The Sound He Saw
Roy DeCarava was one of few photographers who documented life in Harlem in the second half of the 20th century. His photographs of jazz musicians like Miles Davis and Louis Armstrong performing onstage were taken with the same immediacy as those of an average commuter leaving the subway in Harlem. Born in 1919, he was raised by his mother in Harlem and encouraged by a teacher to pursue art. He attended an art school funded by the Works Progress Administration, where he met the renowned African-American poet, Langston Hughes. In 1952 he became the first African-American photographer to receive a Guggenheim fellowship. He later teamed up with Hughes to publish The Sweet Flypaper of Life, which featured DeCarava’s photographs along with a poem from the perspective of a woman living in Harlem, written by Hughes.
I had the chance to meet Roy DeCarava while I was working for an art book publisher, who had heard rumours of the photographer’s legendary unpublished book, The Sound I Saw.
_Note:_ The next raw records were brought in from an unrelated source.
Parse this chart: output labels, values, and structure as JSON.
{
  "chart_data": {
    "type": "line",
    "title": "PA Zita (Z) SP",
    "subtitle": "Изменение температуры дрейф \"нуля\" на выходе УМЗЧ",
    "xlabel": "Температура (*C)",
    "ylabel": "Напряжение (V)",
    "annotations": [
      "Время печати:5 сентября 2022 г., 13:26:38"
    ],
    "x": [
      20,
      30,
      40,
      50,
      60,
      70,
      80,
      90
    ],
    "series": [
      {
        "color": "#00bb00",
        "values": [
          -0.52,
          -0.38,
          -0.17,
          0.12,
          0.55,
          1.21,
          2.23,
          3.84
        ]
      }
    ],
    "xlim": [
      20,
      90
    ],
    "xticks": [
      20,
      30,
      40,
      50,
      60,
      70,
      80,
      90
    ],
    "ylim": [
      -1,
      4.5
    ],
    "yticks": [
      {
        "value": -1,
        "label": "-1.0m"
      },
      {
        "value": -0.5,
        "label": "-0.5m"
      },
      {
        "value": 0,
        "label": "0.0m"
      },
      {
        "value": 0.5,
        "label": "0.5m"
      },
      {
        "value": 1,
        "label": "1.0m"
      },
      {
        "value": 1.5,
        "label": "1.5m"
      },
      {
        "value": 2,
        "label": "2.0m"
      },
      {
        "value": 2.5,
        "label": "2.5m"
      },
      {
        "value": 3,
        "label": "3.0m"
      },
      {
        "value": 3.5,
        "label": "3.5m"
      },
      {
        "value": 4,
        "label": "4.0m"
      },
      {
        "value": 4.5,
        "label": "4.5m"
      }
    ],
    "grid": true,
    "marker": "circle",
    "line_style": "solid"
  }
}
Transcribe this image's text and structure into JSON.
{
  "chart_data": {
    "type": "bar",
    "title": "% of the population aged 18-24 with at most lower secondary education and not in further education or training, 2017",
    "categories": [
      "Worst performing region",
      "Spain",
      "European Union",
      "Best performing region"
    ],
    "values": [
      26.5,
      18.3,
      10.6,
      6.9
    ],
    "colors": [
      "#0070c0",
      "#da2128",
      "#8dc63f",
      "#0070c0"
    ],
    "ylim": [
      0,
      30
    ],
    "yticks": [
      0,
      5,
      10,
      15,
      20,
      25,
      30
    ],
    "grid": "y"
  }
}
One night we visited him in his house in Brooklyn, where, after dinner, he heaved an old, dusty suitcase onto the dinner table and opened it to reveal a massive, black leather-bound book. Inside the book, DeCarava had pasted his own prints, featuring jazz musicians performing and relaxing backstage, as well as everyday street scenes, alongside cutout strips of a poem he’d written to accompany the photographs. He had hand-stitched the binding of the book himself. DeCarava had kept the book in storage for nearly 30 years, due in part to his skepticism of curators and publishers who had promised to promote his work throughout the years. Unfortunately this also meant that his work didn’t received the exposure it deserved. In 2001, a facsimile of DeCarava’s original hand-bound book was published by Phaidon Press, under DeCarava’s original title, The Sound I Saw. DeCarava died last Tuesday, 27 October 2009.